No, The jihad, and the prohibition against thinking machines (and references to the war) are in the first book. First few chapters even.
(The confusion is over what role Butler had in the jihad. That part was written by subsequent authors. The bits about it being an uprising against synthetic intelligence, and earth being destroyed, are well established in the very first book.)
Here's a nice little blurb from Wikipedia, which covers the first 3 books only.
Thinking machines is a collective term for artificial intelligence in Frank Herbert's science fiction Dune universe. The Butlerian Jihad — a human crusade against thinking machines — is an epic turning point in the back-story of the Dune universe.[31][32] The thinking machines are first mentioned in 1965's Dune, the glossary of which includes the following:
JIHAD, BUTLERIAN: (see also Great Revolt) — the crusade against computers, thinking machines, and conscious robots begun in 201 B.G. and concluded in 108 B.G. Its chief commandment remains in the O.C. Bible as "Thou shalt not make a machine in the likeness of a human mind."[31]
In Dune Messiah (1969), the Tleilaxu Face Dancer Scytale notes that "From the days of the Butlerian Jihad when 'thinking machines' had been wiped from most of the universe, computers had inspired distrust."[8] Herbert refers to thinking machines and the Jihad several times in his later works in the Dune series, but does not give much detail on how he imagined either.[32] In God Emperor of Dune (1981), Leto II Atreides indicates that the Jihad had been a semi-religious social upheaval initiated by humans who felt repulsed by how guided and controlled they had become by machines:
"The target of the Jihad was a machine-attitude as much as the machines," Leto said. "Humans had set those machines to usurp our sense of beauty, our necessary selfdom out of which we make living judgments.
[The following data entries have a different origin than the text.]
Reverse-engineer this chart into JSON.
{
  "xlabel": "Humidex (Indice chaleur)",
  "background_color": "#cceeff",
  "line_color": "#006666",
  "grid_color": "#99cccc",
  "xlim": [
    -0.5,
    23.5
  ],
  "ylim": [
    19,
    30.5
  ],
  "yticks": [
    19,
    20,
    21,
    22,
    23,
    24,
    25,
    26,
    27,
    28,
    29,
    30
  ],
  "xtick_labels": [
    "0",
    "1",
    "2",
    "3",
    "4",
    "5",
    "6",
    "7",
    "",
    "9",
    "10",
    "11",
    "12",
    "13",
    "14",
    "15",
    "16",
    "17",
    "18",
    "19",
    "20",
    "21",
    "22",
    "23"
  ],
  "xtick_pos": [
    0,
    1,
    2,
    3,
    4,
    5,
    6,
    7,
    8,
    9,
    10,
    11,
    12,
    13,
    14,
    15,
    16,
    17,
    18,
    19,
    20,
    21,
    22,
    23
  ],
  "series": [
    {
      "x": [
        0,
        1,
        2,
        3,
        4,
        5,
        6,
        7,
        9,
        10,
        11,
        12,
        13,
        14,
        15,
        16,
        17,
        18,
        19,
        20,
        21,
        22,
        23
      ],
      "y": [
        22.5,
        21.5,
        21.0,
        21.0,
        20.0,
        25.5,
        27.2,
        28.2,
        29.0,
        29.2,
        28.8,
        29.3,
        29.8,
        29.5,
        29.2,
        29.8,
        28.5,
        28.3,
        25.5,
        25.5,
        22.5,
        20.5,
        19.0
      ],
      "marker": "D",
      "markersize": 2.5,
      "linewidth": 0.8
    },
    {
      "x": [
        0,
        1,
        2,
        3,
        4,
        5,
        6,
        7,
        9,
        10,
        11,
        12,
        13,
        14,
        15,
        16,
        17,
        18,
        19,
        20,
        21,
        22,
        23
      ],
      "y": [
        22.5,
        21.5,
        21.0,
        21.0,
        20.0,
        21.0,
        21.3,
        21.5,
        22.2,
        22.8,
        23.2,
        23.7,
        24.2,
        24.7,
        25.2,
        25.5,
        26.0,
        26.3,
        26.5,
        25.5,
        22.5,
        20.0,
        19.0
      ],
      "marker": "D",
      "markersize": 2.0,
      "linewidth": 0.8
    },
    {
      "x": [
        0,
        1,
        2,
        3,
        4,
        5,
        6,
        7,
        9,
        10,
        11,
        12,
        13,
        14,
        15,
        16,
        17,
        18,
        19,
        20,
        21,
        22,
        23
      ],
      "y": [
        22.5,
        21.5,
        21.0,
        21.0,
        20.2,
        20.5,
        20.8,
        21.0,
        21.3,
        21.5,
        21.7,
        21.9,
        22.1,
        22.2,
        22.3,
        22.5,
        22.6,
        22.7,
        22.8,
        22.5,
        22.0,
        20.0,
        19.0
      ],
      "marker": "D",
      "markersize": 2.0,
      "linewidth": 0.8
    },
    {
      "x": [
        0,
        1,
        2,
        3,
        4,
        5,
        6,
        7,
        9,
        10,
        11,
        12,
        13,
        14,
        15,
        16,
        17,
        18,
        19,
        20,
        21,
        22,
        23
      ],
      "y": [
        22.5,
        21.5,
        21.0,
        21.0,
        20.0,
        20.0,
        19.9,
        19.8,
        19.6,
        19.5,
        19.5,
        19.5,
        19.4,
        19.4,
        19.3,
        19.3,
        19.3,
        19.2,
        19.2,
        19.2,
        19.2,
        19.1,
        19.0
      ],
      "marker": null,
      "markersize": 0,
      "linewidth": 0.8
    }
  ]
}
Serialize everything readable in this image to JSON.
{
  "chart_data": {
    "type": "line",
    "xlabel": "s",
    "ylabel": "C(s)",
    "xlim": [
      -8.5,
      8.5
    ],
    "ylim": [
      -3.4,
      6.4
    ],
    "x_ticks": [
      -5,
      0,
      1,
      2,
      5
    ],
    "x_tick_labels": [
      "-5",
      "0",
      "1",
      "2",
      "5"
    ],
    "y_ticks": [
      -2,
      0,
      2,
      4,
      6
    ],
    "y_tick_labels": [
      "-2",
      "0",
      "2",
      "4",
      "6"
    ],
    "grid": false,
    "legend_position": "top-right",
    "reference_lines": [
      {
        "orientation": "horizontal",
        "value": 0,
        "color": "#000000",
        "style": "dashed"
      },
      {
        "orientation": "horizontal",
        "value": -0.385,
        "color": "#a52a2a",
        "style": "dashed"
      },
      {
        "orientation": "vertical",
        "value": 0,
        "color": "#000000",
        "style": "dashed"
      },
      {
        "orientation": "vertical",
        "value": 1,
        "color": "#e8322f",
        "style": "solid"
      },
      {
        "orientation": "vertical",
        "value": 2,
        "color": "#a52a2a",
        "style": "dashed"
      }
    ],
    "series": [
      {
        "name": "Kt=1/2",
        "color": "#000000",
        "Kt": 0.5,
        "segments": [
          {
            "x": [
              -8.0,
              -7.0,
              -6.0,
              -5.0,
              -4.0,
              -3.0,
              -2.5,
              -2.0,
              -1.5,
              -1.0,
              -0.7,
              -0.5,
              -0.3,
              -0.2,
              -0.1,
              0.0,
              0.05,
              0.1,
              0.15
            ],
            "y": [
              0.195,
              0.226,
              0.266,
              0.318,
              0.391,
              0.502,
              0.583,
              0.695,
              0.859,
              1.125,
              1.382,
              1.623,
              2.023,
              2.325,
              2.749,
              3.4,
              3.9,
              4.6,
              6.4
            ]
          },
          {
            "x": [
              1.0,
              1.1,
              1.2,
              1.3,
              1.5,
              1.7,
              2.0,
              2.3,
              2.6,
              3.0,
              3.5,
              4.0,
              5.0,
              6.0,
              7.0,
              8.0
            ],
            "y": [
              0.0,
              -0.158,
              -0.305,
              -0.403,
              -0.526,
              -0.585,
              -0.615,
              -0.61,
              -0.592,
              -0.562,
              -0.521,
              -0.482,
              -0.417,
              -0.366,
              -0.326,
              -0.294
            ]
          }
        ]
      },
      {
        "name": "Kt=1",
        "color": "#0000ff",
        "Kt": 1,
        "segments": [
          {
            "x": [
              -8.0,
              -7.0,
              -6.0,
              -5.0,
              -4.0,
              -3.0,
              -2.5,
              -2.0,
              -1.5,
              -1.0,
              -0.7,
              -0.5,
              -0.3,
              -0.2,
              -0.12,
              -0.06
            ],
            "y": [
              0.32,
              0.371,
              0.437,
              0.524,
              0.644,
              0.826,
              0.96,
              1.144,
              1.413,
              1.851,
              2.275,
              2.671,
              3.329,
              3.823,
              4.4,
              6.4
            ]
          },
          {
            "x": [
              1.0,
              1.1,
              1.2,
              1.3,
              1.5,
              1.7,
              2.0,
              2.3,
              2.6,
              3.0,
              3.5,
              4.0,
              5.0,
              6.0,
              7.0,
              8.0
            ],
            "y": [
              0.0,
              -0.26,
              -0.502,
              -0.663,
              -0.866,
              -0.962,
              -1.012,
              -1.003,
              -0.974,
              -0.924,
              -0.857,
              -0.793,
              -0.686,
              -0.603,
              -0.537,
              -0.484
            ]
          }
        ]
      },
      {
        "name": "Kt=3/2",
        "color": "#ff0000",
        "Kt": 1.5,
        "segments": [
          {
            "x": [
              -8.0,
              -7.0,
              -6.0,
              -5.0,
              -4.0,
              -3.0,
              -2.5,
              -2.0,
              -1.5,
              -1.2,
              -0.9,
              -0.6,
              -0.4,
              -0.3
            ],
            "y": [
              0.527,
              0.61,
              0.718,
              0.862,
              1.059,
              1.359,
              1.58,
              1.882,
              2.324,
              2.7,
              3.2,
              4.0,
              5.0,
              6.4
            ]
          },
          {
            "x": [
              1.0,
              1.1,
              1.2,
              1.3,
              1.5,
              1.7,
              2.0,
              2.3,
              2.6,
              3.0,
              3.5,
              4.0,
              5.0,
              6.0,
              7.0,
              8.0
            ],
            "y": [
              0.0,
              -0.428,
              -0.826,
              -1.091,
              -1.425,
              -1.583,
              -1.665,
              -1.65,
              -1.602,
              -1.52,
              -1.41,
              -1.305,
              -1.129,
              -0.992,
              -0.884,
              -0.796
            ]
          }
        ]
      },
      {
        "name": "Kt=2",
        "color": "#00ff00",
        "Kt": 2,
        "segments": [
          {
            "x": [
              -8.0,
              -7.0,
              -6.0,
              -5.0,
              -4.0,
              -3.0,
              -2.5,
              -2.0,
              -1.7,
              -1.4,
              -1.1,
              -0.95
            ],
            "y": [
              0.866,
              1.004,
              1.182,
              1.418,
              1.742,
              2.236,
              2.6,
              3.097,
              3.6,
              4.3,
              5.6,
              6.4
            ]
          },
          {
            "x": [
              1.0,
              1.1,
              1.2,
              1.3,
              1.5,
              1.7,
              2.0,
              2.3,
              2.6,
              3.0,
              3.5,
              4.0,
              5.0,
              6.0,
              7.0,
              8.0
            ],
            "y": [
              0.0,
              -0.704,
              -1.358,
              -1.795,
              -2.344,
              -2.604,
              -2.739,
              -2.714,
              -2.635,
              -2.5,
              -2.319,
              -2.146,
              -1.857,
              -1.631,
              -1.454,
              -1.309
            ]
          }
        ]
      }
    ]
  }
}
Naturally, the machines were destroyed."[10]
Later in the same novel, Leto tests Siona Atreides, who experiences a vision of the future Leto is trying to prevent with his Golden Path — mankind's extinction at the hands of "seeking machines":[33]
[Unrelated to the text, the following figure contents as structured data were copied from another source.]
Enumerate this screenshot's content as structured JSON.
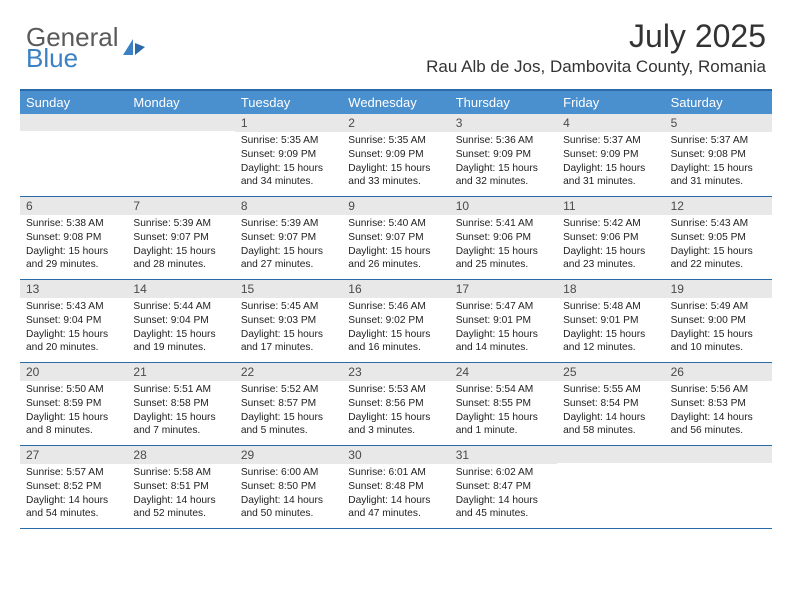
{
  "brand": {
    "word1": "General",
    "word2": "Blue"
  },
  "title": {
    "month_year": "July 2025",
    "location": "Rau Alb de Jos, Dambovita County, Romania"
  },
  "colors": {
    "header_bg": "#4a8fce",
    "header_border": "#2b6aa8",
    "daynum_bg": "#e8e8e8",
    "text": "#222222",
    "brand_gray": "#5a5a5a",
    "brand_blue": "#3b81c3",
    "page_bg": "#ffffff"
  },
  "typography": {
    "month_year_pt": 32,
    "location_pt": 17,
    "dayhead_pt": 13,
    "daynum_pt": 12,
    "cell_pt": 10.2,
    "logo_pt": 26
  },
  "dayhead": [
    "Sunday",
    "Monday",
    "Tuesday",
    "Wednesday",
    "Thursday",
    "Friday",
    "Saturday"
  ],
  "weeks": [
    [
      {
        "n": "",
        "sr": "",
        "ss": "",
        "dl": ""
      },
      {
        "n": "",
        "sr": "",
        "ss": "",
        "dl": ""
      },
      {
        "n": "1",
        "sr": "Sunrise: 5:35 AM",
        "ss": "Sunset: 9:09 PM",
        "dl": "Daylight: 15 hours and 34 minutes."
      },
      {
        "n": "2",
        "sr": "Sunrise: 5:35 AM",
        "ss": "Sunset: 9:09 PM",
        "dl": "Daylight: 15 hours and 33 minutes."
      },
      {
        "n": "3",
        "sr": "Sunrise: 5:36 AM",
        "ss": "Sunset: 9:09 PM",
        "dl": "Daylight: 15 hours and 32 minutes."
      },
      {
        "n": "4",
        "sr": "Sunrise: 5:37 AM",
        "ss": "Sunset: 9:09 PM",
        "dl": "Daylight: 15 hours and 31 minutes."
      },
      {
        "n": "5",
        "sr": "Sunrise: 5:37 AM",
        "ss": "Sunset: 9:08 PM",
        "dl": "Daylight: 15 hours and 31 minutes."
      }
    ],
    [
      {
        "n": "6",
        "sr": "Sunrise: 5:38 AM",
        "ss": "Sunset: 9:08 PM",
        "dl": "Daylight: 15 hours and 29 minutes."
      },
      {
        "n": "7",
        "sr": "Sunrise: 5:39 AM",
        "ss": "Sunset: 9:07 PM",
        "dl": "Daylight: 15 hours and 28 minutes."
      },
      {
        "n": "8",
        "sr": "Sunrise: 5:39 AM",
        "ss": "Sunset: 9:07 PM",
        "dl": "Daylight: 15 hours and 27 minutes."
      },
      {
        "n": "9",
        "sr": "Sunrise: 5:40 AM",
        "ss": "Sunset: 9:07 PM",
        "dl": "Daylight: 15 hours and 26 minutes."
      },
      {
        "n": "10",
        "sr": "Sunrise: 5:41 AM",
        "ss": "Sunset: 9:06 PM",
        "dl": "Daylight: 15 hours and 25 minutes."
      },
      {
        "n": "11",
        "sr": "Sunrise: 5:42 AM",
        "ss": "Sunset: 9:06 PM",
        "dl": "Daylight: 15 hours and 23 minutes."
      },
      {
        "n": "12",
        "sr": "Sunrise: 5:43 AM",
        "ss": "Sunset: 9:05 PM",
        "dl": "Daylight: 15 hours and 22 minutes."
      }
    ],
    [
      {
        "n": "13",
        "sr": "Sunrise: 5:43 AM",
        "ss": "Sunset: 9:04 PM",
        "dl": "Daylight: 15 hours and 20 minutes."
      },
      {
        "n": "14",
        "sr": "Sunrise: 5:44 AM",
        "ss": "Sunset: 9:04 PM",
        "dl": "Daylight: 15 hours and 19 minutes."
      },
      {
        "n": "15",
        "sr": "Sunrise: 5:45 AM",
        "ss": "Sunset: 9:03 PM",
        "dl": "Daylight: 15 hours and 17 minutes."
      },
      {
        "n": "16",
        "sr": "Sunrise: 5:46 AM",
        "ss": "Sunset: 9:02 PM",
        "dl": "Daylight: 15 hours and 16 minutes."
      },
      {
        "n": "17",
        "sr": "Sunrise: 5:47 AM",
        "ss": "Sunset: 9:01 PM",
        "dl": "Daylight: 15 hours and 14 minutes."
      },
      {
        "n": "18",
        "sr": "Sunrise: 5:48 AM",
        "ss": "Sunset: 9:01 PM",
        "dl": "Daylight: 15 hours and 12 minutes."
      },
      {
        "n": "19",
        "sr": "Sunrise: 5:49 AM",
        "ss": "Sunset: 9:00 PM",
        "dl": "Daylight: 15 hours and 10 minutes."
      }
    ],
    [
      {
        "n": "20",
        "sr": "Sunrise: 5:50 AM",
        "ss": "Sunset: 8:59 PM",
        "dl": "Daylight: 15 hours and 8 minutes."
      },
      {
        "n": "21",
        "sr": "Sunrise: 5:51 AM",
        "ss": "Sunset: 8:58 PM",
        "dl": "Daylight: 15 hours and 7 minutes."
      },
      {
        "n": "22",
        "sr": "Sunrise: 5:52 AM",
        "ss": "Sunset: 8:57 PM",
        "dl": "Daylight: 15 hours and 5 minutes."
      },
      {
        "n": "23",
        "sr": "Sunrise: 5:53 AM",
        "ss": "Sunset: 8:56 PM",
        "dl": "Daylight: 15 hours and 3 minutes."
      },
      {
        "n": "24",
        "sr": "Sunrise: 5:54 AM",
        "ss": "Sunset: 8:55 PM",
        "dl": "Daylight: 15 hours and 1 minute."
      },
      {
        "n": "25",
        "sr": "Sunrise: 5:55 AM",
        "ss": "Sunset: 8:54 PM",
        "dl": "Daylight: 14 hours and 58 minutes."
      },
      {
        "n": "26",
        "sr": "Sunrise: 5:56 AM",
        "ss": "Sunset: 8:53 PM",
        "dl": "Daylight: 14 hours and 56 minutes."
      }
    ],
    [
      {
        "n": "27",
        "sr": "Sunrise: 5:57 AM",
        "ss": "Sunset: 8:52 PM",
        "dl": "Daylight: 14 hours and 54 minutes."
      },
      {
        "n": "28",
        "sr": "Sunrise: 5:58 AM",
        "ss": "Sunset: 8:51 PM",
        "dl": "Daylight: 14 hours and 52 minutes."
      },
      {
        "n": "29",
        "sr": "Sunrise: 6:00 AM",
        "ss": "Sunset: 8:50 PM",
        "dl": "Daylight: 14 hours and 50 minutes."
      },
      {
        "n": "30",
        "sr": "Sunrise: 6:01 AM",
        "ss": "Sunset: 8:48 PM",
        "dl": "Daylight: 14 hours and 47 minutes."
      },
      {
        "n": "31",
        "sr": "Sunrise: 6:02 AM",
        "ss": "Sunset: 8:47 PM",
        "dl": "Daylight: 14 hours and 45 minutes."
      },
      {
        "n": "",
        "sr": "",
        "ss": "",
        "dl": ""
      },
      {
        "n": "",
        "sr": "",
        "ss": "",
        "dl": ""
      }
    ]
  ]
}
He knew this experience, but could not change the smallest part of it. No ancestral presences would remain in her consciousness, but she would carry with her forever afterward the clear sights and sounds and smells. The seeking machines would be there, the smell of blood and entrails, the cowering humans in their burrows aware only that they could not escape . . . while all the time the mechanical movement approached, nearer and nearer and nearer ...louder...louder! Everywhere she searched, it would be the same. No escape anywhere.[10]
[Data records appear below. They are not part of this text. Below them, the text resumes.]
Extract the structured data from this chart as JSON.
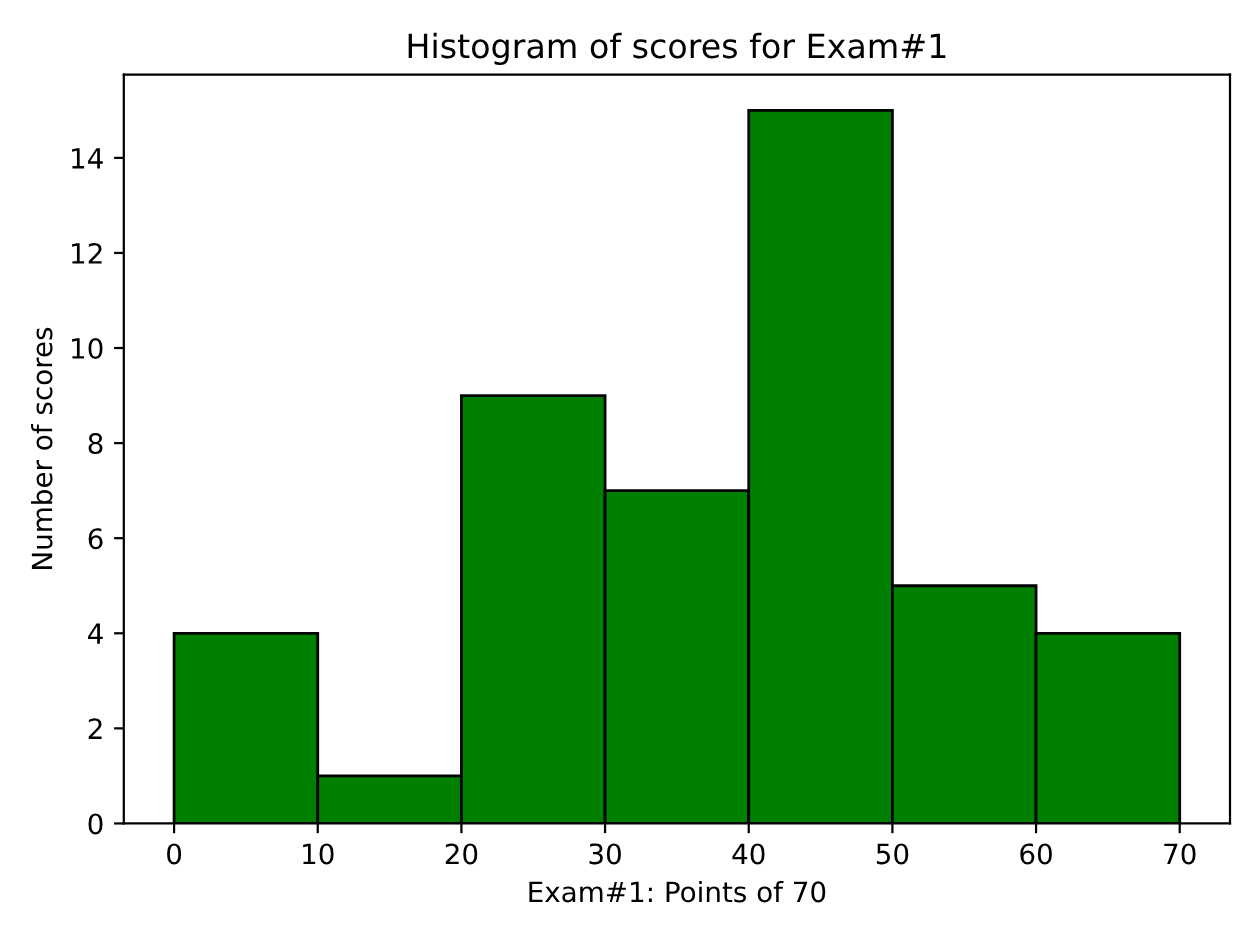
{
  "chart_data": {
    "type": "histogram",
    "title": "Histogram of scores for Exam#1",
    "xlabel": "Exam#1: Points of 70",
    "ylabel": "Number of scores",
    "bins": [
      0,
      10,
      20,
      30,
      40,
      50,
      60,
      70
    ],
    "values": [
      4,
      1,
      9,
      7,
      15,
      5,
      4
    ],
    "color": "#008000",
    "xlim": [
      -3.5,
      73.5
    ],
    "xticks": [
      0,
      10,
      20,
      30,
      40,
      50,
      60,
      70
    ],
    "ylim": [
      0,
      15.75
    ],
    "yticks": [
      0,
      2,
      4,
      6,
      8,
      10,
      12,
      14
    ],
    "grid": false
  }
}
Herbert's death in 1986 left this topic unexplored and open to speculation.[32]
The implication is that humans created synthetic intelligence, and could not coexist with it. There was a war over ideology, with the thinking machines creating autonomous weapons that dispersed into the galaxy seeking out human civilizations to exterminate, and humans likewise exterminating synthetic intelligences wherever and whenever they encountered them, along with prohibitions against ever creating new ones. The potential that the remnants of the thinking machines would find humanity all clustered together in one place (and thus usher in a final extinction) was one of the potential futures the golden path (of diaspora) was meant to prevent.
See also, this wikipedia excerpt on Holtzman Drive
Holtzman drive
Spacing Guild heighliner in the 2000 miniseries Frank Herbert's Dune
The effect is used in this case to fold space at the quantum level, allowing the Spacing Guild's heighliner ships to instantaneously travel far distances across space without actually moving at all. However, the chaotic and seemingly non-deterministic quantum nature of "foldspace" requires at least limited prescience on the part of the human navigator; otherwise the absurdly complex mathematics involved in producing reliable physical projections of such events would only be possible with advanced computers, which are strictly prohibited because of mankind's crusade against thinking machines, the Butlerian Jihad. To this effect, the Guild produces melange-saturated Navigators who intuitively "see paths through foldspace" in this way.[2] This stumbling block is overcome several thousand years after the events of Dune when Ixian scientists develop mechanical replacements for Guild Navigators.[5]
So, the basic premise of "because humans could not coexist with synthetic intelligence" is simply true, regardless of cymeks and pals being considered cannon or not.